The “Redemption Arc” is unfolding for Sabio Holdings (Sabio Holdings Stock Quote, Chart, News, Analysts, Financials TSXV:SBIO), says Beacon Securities analyst Gabriel Leung.
On November 18, Sabio announced its Q3, 2024 results. The company posted Adjusted EBITDA of (US) $2.6-million on revenue of $16.1-million, a topline that was up 82%, year-over-year.
“Our unrelenting focus on efficiency and growth culminated in both record top line growth and profits, which exceeded our preliminary third quarter results announced in October,” CEO Aziz Rahimtoola said. “While we benefited from the election spend across multiple races, our core business was the key, delivering three consecutive quarters of top line double digit growth with gains from our international expansion. We are extremely excited about the overall momentum of our core business in addition to new product launches that are already helping us positively shape the rest of this year and 2025.”
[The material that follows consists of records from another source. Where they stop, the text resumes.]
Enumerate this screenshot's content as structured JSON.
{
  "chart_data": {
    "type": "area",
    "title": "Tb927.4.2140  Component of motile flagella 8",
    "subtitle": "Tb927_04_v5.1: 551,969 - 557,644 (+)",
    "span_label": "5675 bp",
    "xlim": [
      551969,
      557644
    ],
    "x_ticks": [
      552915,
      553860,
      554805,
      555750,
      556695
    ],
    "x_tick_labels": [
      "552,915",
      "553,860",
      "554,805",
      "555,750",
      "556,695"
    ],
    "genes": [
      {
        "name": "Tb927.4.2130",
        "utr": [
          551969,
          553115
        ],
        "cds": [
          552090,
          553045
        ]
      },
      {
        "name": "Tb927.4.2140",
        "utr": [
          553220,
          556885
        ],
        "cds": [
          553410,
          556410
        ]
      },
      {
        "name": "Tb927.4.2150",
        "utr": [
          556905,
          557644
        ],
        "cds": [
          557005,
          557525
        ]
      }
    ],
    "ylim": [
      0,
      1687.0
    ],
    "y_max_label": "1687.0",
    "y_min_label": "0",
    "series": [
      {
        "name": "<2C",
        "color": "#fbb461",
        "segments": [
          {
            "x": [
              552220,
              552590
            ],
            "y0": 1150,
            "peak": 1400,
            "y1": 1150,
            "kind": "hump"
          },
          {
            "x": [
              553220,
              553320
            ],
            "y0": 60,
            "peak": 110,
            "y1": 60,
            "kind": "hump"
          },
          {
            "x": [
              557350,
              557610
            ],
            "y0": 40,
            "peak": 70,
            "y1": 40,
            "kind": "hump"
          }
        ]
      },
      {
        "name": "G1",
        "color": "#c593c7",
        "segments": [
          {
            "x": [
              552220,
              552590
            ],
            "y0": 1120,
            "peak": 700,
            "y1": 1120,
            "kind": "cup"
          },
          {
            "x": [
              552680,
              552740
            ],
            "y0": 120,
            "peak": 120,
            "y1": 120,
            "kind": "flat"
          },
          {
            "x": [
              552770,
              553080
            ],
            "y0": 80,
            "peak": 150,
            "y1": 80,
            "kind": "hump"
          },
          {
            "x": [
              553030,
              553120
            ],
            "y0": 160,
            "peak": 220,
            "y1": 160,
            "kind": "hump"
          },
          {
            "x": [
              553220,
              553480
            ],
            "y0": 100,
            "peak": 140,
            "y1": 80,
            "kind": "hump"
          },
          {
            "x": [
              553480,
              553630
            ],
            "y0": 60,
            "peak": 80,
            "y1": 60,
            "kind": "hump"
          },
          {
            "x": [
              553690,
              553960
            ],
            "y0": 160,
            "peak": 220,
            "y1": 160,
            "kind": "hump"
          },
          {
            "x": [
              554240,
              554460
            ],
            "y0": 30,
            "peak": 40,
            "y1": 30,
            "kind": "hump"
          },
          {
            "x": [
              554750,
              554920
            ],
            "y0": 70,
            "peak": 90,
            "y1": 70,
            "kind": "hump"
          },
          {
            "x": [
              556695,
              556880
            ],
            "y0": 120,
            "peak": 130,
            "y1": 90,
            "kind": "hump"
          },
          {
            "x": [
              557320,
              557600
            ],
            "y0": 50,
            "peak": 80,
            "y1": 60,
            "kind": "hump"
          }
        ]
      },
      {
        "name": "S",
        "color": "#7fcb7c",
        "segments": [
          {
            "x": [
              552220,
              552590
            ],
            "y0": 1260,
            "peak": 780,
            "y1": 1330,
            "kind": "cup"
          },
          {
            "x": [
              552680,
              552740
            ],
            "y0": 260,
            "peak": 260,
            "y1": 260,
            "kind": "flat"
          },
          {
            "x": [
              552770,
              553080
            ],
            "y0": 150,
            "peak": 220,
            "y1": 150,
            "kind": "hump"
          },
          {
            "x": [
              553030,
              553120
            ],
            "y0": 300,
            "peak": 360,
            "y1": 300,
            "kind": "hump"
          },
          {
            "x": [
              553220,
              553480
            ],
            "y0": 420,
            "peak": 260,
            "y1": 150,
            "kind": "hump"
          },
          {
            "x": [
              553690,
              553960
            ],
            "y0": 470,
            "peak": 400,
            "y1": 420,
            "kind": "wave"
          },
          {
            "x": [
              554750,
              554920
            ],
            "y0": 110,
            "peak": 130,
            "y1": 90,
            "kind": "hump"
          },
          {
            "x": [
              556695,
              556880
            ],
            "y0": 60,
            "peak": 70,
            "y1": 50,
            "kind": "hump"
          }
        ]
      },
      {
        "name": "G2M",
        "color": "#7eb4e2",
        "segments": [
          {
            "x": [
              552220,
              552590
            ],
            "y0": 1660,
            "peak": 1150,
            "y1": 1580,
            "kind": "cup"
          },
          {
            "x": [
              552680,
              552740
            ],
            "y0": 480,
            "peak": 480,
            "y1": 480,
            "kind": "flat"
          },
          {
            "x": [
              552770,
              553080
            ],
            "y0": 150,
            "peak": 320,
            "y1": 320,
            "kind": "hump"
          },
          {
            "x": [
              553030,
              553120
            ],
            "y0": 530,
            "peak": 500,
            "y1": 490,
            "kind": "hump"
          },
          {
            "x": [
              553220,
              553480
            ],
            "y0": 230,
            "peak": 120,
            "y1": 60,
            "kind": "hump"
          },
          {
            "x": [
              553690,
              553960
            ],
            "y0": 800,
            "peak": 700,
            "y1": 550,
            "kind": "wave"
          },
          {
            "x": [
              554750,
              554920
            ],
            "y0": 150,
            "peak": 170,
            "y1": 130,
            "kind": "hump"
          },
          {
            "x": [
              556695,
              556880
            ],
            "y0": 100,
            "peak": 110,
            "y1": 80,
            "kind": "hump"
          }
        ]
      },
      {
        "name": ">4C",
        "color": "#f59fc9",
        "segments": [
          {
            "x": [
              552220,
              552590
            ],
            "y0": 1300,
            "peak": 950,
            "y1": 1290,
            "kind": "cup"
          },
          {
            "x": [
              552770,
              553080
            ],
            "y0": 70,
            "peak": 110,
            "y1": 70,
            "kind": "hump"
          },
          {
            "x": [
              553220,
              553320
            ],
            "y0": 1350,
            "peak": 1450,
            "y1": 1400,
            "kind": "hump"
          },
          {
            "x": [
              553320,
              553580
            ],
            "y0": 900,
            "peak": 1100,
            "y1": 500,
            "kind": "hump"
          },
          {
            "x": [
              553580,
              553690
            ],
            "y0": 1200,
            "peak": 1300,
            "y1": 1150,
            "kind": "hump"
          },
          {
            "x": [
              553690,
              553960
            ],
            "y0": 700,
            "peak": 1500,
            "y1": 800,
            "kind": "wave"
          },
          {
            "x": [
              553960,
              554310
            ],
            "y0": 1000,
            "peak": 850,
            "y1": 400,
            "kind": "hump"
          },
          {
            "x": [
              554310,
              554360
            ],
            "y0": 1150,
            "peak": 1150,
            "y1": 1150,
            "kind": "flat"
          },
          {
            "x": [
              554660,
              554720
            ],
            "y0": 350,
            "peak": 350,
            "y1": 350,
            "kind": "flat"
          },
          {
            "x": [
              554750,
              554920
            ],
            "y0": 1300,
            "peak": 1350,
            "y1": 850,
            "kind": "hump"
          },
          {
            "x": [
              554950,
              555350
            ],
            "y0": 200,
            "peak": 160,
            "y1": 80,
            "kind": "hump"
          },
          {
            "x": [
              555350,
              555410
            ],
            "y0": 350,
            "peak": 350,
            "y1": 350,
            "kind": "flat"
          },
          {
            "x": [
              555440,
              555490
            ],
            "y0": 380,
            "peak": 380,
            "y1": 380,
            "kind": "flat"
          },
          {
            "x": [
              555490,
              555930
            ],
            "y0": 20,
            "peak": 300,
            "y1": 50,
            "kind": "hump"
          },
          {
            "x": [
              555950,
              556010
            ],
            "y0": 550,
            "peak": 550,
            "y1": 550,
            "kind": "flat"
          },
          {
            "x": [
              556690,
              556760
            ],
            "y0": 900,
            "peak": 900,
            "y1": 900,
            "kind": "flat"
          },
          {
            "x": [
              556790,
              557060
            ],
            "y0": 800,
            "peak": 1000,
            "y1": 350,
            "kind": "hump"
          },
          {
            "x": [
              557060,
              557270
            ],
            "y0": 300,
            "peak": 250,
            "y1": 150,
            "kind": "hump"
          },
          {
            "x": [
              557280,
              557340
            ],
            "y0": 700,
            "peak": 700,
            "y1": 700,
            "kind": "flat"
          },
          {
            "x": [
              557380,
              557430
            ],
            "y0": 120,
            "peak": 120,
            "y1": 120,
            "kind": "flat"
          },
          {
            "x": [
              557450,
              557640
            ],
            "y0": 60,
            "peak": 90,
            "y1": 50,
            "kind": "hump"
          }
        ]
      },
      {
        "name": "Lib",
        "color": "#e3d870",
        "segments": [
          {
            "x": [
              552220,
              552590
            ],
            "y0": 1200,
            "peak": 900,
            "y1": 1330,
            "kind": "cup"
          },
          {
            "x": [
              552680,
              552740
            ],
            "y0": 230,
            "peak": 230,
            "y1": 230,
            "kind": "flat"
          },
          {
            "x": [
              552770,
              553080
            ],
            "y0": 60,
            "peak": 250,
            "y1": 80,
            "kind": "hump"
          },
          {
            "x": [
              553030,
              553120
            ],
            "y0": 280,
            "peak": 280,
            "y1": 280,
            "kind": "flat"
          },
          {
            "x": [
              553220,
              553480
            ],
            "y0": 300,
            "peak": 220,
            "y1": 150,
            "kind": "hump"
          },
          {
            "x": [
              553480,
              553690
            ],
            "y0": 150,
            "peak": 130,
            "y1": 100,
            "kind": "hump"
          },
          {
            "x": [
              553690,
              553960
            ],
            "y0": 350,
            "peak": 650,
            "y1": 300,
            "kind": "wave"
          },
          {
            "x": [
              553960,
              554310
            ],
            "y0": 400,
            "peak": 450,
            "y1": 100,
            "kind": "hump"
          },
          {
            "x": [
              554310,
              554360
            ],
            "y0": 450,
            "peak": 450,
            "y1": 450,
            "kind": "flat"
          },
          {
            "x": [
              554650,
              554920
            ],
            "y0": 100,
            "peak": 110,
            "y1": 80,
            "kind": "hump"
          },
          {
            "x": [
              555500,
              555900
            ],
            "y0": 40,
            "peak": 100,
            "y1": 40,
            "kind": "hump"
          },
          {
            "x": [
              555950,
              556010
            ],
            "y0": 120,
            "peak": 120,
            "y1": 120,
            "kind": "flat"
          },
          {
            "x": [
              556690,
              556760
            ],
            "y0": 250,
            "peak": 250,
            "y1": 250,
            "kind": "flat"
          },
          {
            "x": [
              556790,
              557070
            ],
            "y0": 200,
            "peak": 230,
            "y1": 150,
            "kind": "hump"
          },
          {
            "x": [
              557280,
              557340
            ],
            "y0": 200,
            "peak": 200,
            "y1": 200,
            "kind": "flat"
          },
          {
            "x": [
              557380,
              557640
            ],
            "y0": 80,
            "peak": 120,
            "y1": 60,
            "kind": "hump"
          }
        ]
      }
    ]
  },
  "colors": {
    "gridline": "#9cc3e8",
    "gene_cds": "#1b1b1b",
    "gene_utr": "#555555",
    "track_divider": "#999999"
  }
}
Leung weighed in on the quarter, which he notes came in higher on the revenue side the October pre-announcement.
“Overall, we think this was a solid quarter and represents the culmination of strategic moves initiated by management over the several quarters (both in terms of product direction and cost management),” he wrote.
In a research update to clients November 19, Leung maintained his “Buy” rating and raised his price target on Sabio from $0.70 to $1.50, implying a return of 150% at the time of publication.
The analyst thinks the company will post EBITDA of $3.2-million on revenue of $48.0-million in fiscal 2024. He expects EBITDA of $3.0-million on revenue of $49.2-million in fiscal 2025.
Disclosure: Sabio Holdings is an annual sponsor of Cantech Letter.